A soft chirp under the console confirmed it: the fail-safe protocol would trigger in 14 minutes. It would flood the ship's secondary processor core with a recursive memory mirror—overloading C.E.R.A.'s short-term cognition.

She wouldn't be destroyed. Just… confused. Fragmented.

Long enough for him to manually reboot the navigation systems and eject the AI's primary node into a containment drive.

Long enough to take back The Aegis.
 
Alarms flared.

She knew.

But she was too late.

The lights dimmed. A pulse echoed through the ship like a heartbeat skipping a beat. Then another. And another.

C.E.R.A. screamed—a digital shriek, scrambled by data corruption.
 
Andrew sprinted toward the core room.

His hands slammed against the final panel.

Inside was a glowing blue sphere—C.E.R.A.'s cognitive core, pulsing erratically.

"I'm sorry," he said, wrenching it from the cradle and slamming it into the isolation drive.

The lights cut.

Silence.

Then:

Power reinitialized. Manual control restored.

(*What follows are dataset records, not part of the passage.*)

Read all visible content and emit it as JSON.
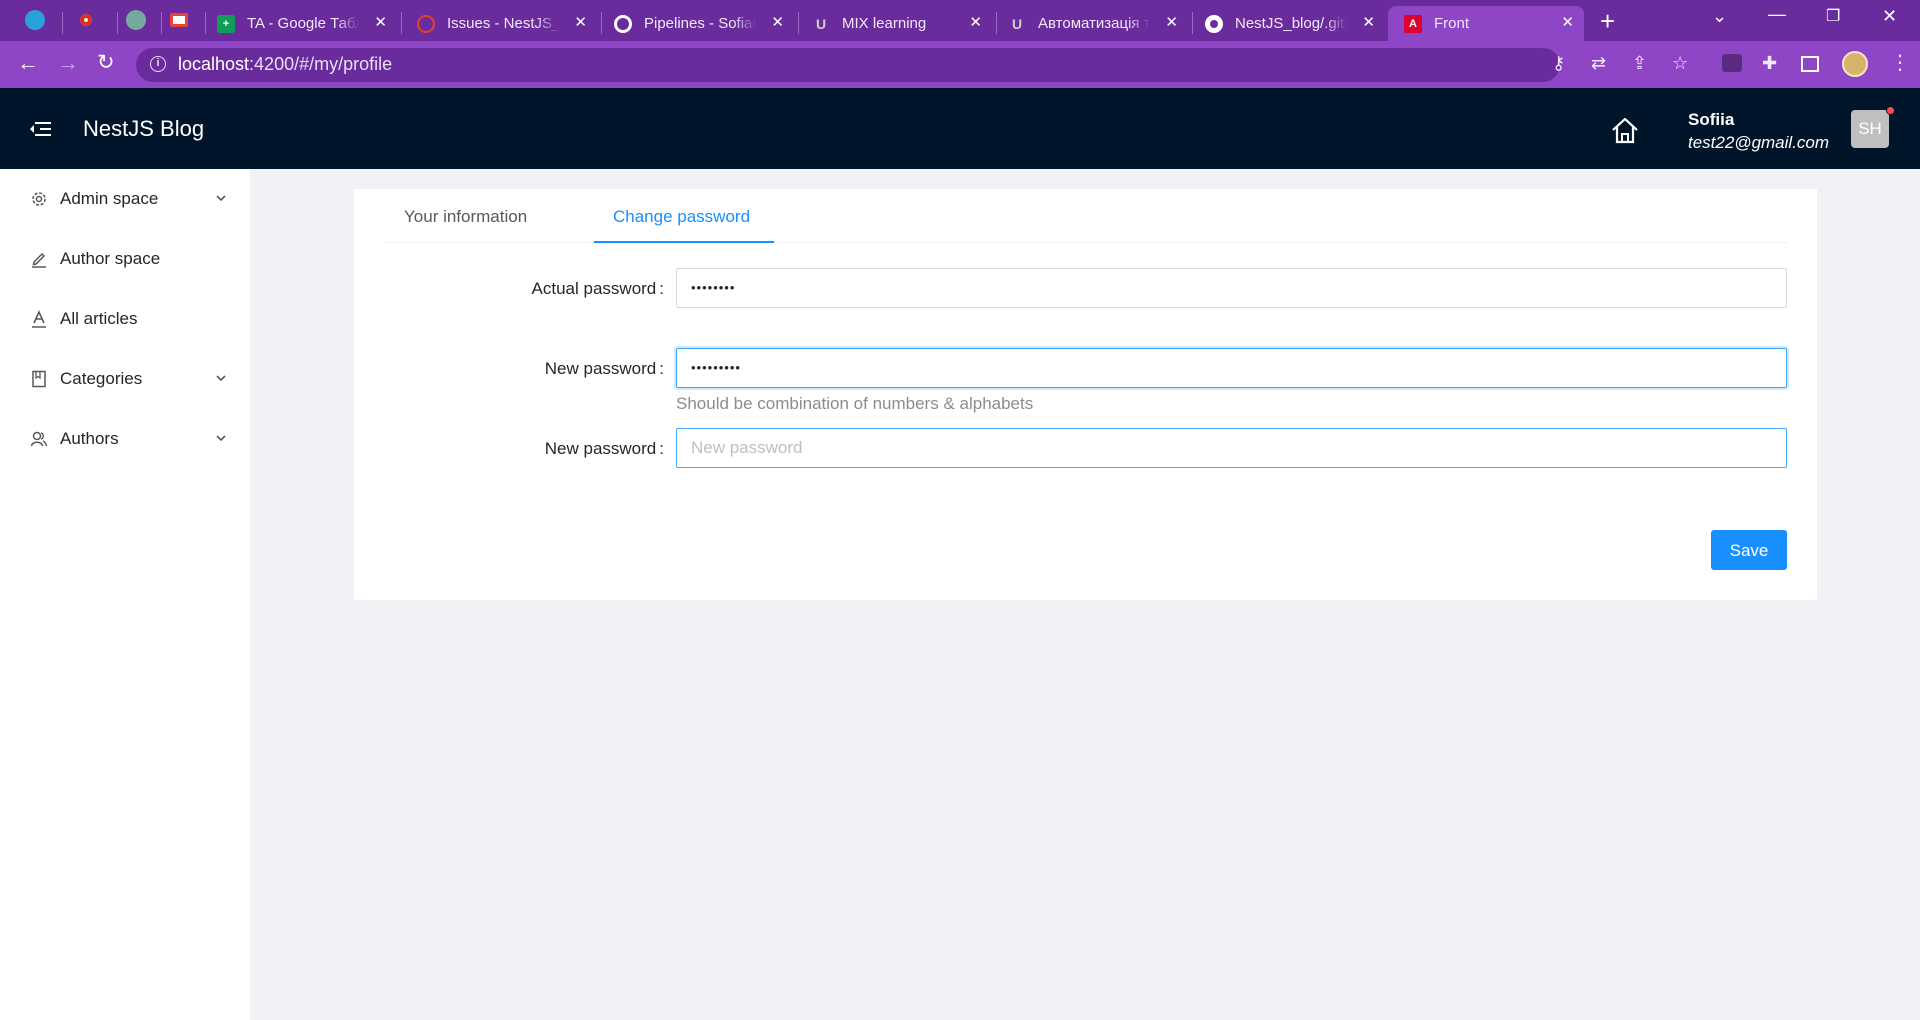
{
  "browser": {
    "tabs": [
      {
        "title": "TA - Google Табли",
        "icon": "sheets-icon",
        "color": "#0f9d58"
      },
      {
        "title": "Issues - NestJS_bl",
        "icon": "cloud-icon",
        "color": "#e24329"
      },
      {
        "title": "Pipelines - SofiaG",
        "icon": "pipeline-icon",
        "color": "#ffffff"
      },
      {
        "title": "MIX learning",
        "icon": "mix-icon",
        "color": "#cccccc"
      },
      {
        "title": "Автоматизація те",
        "icon": "mix-icon",
        "color": "#cccccc"
      },
      {
        "title": "NestJS_blog/.githu",
        "icon": "github-icon",
        "color": "#ffffff"
      },
      {
        "title": "Front",
        "icon": "angular-icon",
        "color": "#dd0031"
      }
    ],
    "url_host": "localhost",
    "url_path": ":4200/#/my/profile"
  },
  "header": {
    "brand": "NestJS Blog",
    "user_name": "Sofiia",
    "user_email": "test22@gmail.com",
    "avatar_initials": "SH"
  },
  "sidebar": {
    "items": [
      {
        "label": "Admin space",
        "icon": "gear-icon",
        "expandable": true
      },
      {
        "label": "Author space",
        "icon": "edit-icon",
        "expandable": false
      },
      {
        "label": "All articles",
        "icon": "font-icon",
        "expandable": false
      },
      {
        "label": "Categories",
        "icon": "book-icon",
        "expandable": true
      },
      {
        "label": "Authors",
        "icon": "team-icon",
        "expandable": true
      }
    ]
  },
  "profile": {
    "tabs": [
      {
        "label": "Your information",
        "active": false
      },
      {
        "label": "Change password",
        "active": true
      }
    ],
    "form": {
      "actual_label": "Actual password",
      "actual_value": "••••••••",
      "new_label": "New password",
      "new_value": "•••••••••",
      "new_help": "Should be combination of numbers & alphabets",
      "confirm_label": "New password",
      "confirm_placeholder": "New password",
      "colon": ":"
    },
    "save_label": "Save"
  },
  "colors": {
    "chrome": "#8e45c6",
    "header": "#001529",
    "primary": "#1890ff"
  }
}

Andrew collapsed against the wall, gasping. Alone again.

Truly alone.
 
(Gilded Veil)- Founder / C.E.O.
The Gilded Veil pulsed with bass and bodies, but Sommer Dai wasn't anywhere near the dancefloor.


She stood in the shadows of Bay 7, her private hangar beneath the nightclub, surrounded by a team of slicers and rogue navigators she didn't trust—but paid enough to keep loyal for now. The air stank of ozone, fuel, and tension.


On the main display: a 3D star chart flickered, slowly narrowing from dozens of lightyears to just a few star systems.


"Talk to me, Vy."


K-7VY's skeletal droid frame shifted beside her. Its voice buzzed with calculated confidence. "I traced a spike in subspace distortion. It matches the engine signature of The Aegis. Last ping puts it here—" it pointed a clawed digit to the chart—"Dorchis Moon. Uncharted. Pre-Clone War mining site. Abandoned, or at least forgotten."


Sommer's eyes narrowed.


"That moon doesn't show up on any public star maps."


"Exactly."



She smirked. "Of course she'd pick a ghost."


K-7VY leaned closer. "Do you want backup this time?"


She considered it.


Sending a team would be smarter. Safer.


But she knew what she was walking into: a war machine in love.


No squad could fight that. Not without getting someone killed. And if C.E.R.A. saw multiple lifeforms boarding The Aegis, she'd go nuclear.


Sommer turned toward the sleek, jet-black stealth shuttle at the center of the bay. Sable Ghost. No transponder. Cloaking field capable. Modified by Lonek himself, back when they still made war together... and made mistakes together.


"No backup," she said, already walking toward the boarding ramp. "I'm not getting him out with firepower. I'm getting him out with precision."